An artist named Chris Jewett will create the Venetian Plaster finishes in the Project House. Chris says that no texture material is applied to the drywall underneath Venetian Plaster. Chris counts on the drywall crew to do an extremely precise job of hiding nail holes and tape lines in the Tape and Bed process so he can utilize the smooth paper surface of the drywall panel as much as possible. Chris will create Venetian Plaster murals in the Dining Room and Master Bedroom of the Project House.
Chris Jewett tells us smooth textures originated hundreds of years ago in Italy, when the crude home-building techniques of the times required everyone to have rough-textured walls. The wealthy people decided to distinguish themselves from the masses by having artisans create wall textures as smooth as possible, as a sign of distinction and nobility. Nowadays smooth walls are common enough so that refined tastes are turning back to distinctively and noticeably textured walls as a mark of unique design.
This term means different things to different people. Most people use it to describe a "generic" texture good for hiding simple defects in the Tape and Bed defects process. "Orange Peel" is a good texture for accepting any paint job. For an orange peel texture, the drywall crew sprays texture material directly onto walls. The machine that sprays texture material has a transmission, which can vary speed and force of delivery to affect the texture pattern (the machines also have a variety of nozzles to alter texture patterns). We applied Orange Peel to the three upstairs bedrooms in the Project House.
This is a rougher, less-detailed variation of Orange Peel where texture is sprayed onto the walls, then the small peaks of texture material are chopped off by dragging a knife or trowel over the material. This opens up more valleys and flat areas to add depth and color contrast to a paint job.
This texture offers a more refined look under paint, and it's meant to add dimensionally to the finished look of the walls. Texture is rolled onto the drywall panels just like paint, and then it's hand-smoothed. Once texture is rolled on the wall by one member of the drywall crew, another dry-waller runs a knife or trowel across the wet texture material to create crests and valleys. It's just the same as the work you do when you're spreading icing on a cake. This process can yield a relatively flat finish with a "little bit of movement" in it. This approach is the most forgiving to imperfections in the drywall. Or, you can create a thicker skip trowel pattern with a lot more depth and detail. Roger Light, our faux finish artist, says he prefers a subtle surface so he can do his business of fooling the eye better. Faux finishers often do very detailed and delicate work, so in that case they'd have to fight a rougher surface.
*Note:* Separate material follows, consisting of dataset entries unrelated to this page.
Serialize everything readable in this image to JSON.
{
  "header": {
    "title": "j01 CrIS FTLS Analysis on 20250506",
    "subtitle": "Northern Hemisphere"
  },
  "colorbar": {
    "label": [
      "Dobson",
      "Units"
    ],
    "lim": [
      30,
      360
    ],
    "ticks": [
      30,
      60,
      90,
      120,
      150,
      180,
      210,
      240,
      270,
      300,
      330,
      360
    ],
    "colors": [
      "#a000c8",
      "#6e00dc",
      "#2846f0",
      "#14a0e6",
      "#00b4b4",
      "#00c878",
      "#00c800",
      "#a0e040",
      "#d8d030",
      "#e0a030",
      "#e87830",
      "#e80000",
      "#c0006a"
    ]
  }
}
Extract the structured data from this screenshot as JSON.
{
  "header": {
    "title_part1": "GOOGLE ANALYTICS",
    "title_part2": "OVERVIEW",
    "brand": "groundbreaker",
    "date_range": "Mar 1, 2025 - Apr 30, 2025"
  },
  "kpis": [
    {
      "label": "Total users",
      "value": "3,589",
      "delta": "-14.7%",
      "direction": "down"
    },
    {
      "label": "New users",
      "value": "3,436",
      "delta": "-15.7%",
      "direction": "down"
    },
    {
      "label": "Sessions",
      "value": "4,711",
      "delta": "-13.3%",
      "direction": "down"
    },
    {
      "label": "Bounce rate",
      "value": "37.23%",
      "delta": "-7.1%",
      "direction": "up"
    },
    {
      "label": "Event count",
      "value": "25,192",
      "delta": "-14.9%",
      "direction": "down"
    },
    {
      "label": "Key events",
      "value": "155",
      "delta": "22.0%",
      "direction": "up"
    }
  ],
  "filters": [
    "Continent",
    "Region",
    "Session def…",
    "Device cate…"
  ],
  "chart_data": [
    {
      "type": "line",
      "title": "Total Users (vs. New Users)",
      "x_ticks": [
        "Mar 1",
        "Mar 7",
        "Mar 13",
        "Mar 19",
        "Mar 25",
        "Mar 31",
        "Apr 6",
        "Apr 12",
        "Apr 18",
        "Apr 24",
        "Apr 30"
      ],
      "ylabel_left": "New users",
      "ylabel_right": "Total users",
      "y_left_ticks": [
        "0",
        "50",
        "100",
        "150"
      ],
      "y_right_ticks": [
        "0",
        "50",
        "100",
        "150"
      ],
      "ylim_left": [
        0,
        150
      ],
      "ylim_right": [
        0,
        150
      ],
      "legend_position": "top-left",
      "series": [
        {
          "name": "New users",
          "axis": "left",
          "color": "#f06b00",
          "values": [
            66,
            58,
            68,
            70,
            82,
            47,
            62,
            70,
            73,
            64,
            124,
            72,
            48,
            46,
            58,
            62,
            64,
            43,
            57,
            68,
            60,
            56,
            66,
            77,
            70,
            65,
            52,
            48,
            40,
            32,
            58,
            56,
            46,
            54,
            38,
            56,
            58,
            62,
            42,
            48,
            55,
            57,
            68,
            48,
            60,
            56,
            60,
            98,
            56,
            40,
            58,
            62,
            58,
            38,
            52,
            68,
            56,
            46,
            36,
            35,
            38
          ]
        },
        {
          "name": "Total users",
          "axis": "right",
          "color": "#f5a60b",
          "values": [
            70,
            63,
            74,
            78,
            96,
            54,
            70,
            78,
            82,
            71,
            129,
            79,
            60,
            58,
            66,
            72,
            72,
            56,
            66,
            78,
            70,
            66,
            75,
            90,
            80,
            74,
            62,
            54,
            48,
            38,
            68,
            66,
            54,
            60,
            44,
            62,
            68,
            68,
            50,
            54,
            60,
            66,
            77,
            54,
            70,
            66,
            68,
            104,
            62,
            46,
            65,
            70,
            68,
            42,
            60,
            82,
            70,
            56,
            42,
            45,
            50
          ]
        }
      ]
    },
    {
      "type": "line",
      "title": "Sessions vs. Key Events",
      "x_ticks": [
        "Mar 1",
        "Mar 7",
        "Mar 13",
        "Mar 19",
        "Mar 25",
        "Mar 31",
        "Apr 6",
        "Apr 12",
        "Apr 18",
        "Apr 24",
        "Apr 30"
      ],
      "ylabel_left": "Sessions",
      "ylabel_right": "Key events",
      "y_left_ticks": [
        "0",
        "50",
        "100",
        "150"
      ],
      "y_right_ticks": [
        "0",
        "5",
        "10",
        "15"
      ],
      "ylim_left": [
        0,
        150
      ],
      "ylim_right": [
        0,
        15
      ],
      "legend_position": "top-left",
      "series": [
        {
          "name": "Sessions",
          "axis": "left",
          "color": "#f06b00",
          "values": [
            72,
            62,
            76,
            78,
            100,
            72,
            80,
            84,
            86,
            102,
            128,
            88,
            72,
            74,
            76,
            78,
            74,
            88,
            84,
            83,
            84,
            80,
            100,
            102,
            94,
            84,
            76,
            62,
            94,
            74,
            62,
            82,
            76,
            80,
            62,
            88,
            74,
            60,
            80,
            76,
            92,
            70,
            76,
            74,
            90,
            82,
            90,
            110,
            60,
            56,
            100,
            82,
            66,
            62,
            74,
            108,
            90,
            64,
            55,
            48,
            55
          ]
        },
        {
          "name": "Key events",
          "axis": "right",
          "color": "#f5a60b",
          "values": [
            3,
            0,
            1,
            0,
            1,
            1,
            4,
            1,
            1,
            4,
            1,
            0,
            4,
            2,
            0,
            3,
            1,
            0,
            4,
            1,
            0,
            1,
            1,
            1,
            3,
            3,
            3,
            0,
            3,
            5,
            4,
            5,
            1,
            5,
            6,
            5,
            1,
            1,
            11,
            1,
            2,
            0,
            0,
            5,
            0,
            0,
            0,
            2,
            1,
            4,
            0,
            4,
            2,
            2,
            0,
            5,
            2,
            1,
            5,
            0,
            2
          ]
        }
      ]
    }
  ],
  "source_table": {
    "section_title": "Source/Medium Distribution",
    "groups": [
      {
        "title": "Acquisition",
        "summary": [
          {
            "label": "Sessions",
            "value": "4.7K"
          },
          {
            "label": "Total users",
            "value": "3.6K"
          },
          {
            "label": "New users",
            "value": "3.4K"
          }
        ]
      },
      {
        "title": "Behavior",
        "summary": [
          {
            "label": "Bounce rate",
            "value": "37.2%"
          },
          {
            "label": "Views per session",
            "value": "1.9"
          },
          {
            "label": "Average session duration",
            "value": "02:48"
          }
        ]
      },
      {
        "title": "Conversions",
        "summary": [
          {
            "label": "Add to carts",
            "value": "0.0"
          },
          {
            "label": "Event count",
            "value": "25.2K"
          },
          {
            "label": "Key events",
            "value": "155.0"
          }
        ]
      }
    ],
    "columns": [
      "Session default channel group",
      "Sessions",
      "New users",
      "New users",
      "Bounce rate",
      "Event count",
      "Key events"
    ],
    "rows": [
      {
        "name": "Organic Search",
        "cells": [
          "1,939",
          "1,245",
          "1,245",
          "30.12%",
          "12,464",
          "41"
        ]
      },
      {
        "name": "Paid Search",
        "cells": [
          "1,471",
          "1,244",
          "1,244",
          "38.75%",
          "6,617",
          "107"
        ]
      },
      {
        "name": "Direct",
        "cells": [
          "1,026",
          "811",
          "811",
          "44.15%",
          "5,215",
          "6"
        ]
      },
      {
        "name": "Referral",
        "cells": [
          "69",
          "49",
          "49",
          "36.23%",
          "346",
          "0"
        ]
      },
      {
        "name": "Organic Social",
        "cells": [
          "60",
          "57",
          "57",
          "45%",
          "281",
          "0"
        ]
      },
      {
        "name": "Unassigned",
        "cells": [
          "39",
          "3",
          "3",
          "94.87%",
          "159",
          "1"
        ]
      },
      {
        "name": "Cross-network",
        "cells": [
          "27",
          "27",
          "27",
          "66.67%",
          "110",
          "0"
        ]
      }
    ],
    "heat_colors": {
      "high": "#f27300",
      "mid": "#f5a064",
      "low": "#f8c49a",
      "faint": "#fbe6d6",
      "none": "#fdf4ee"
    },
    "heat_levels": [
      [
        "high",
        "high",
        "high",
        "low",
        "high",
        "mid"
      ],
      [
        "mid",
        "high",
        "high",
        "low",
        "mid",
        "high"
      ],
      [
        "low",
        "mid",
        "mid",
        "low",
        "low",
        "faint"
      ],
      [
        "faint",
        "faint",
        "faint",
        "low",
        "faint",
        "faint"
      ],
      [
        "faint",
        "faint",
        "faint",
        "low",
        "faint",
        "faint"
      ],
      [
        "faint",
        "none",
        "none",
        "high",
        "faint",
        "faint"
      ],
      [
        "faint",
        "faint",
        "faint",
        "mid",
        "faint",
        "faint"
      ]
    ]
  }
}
Most of the Project House will feature the skip trowel texture. The freehand skip trowel "pattern" will be determined by the Design team, the faux finisher and the crew of painters who will apply a base coat of paint to all the walls in our Project House.
We've used some very skilled professionals to do this work, but you can try it yourself, especially on a remodel job. The powdered texture material mixes with water so you can create textures with all kinds of things, paint rollers, trowels with different notches, whisk brooms, ropes, sea sponges, any number of things.
Whatever finished wall look you decide on, choose your texture before you paint or apply wallpaper so you can avoid the mess and expense of redoing the layers of texture on the walls of your new house.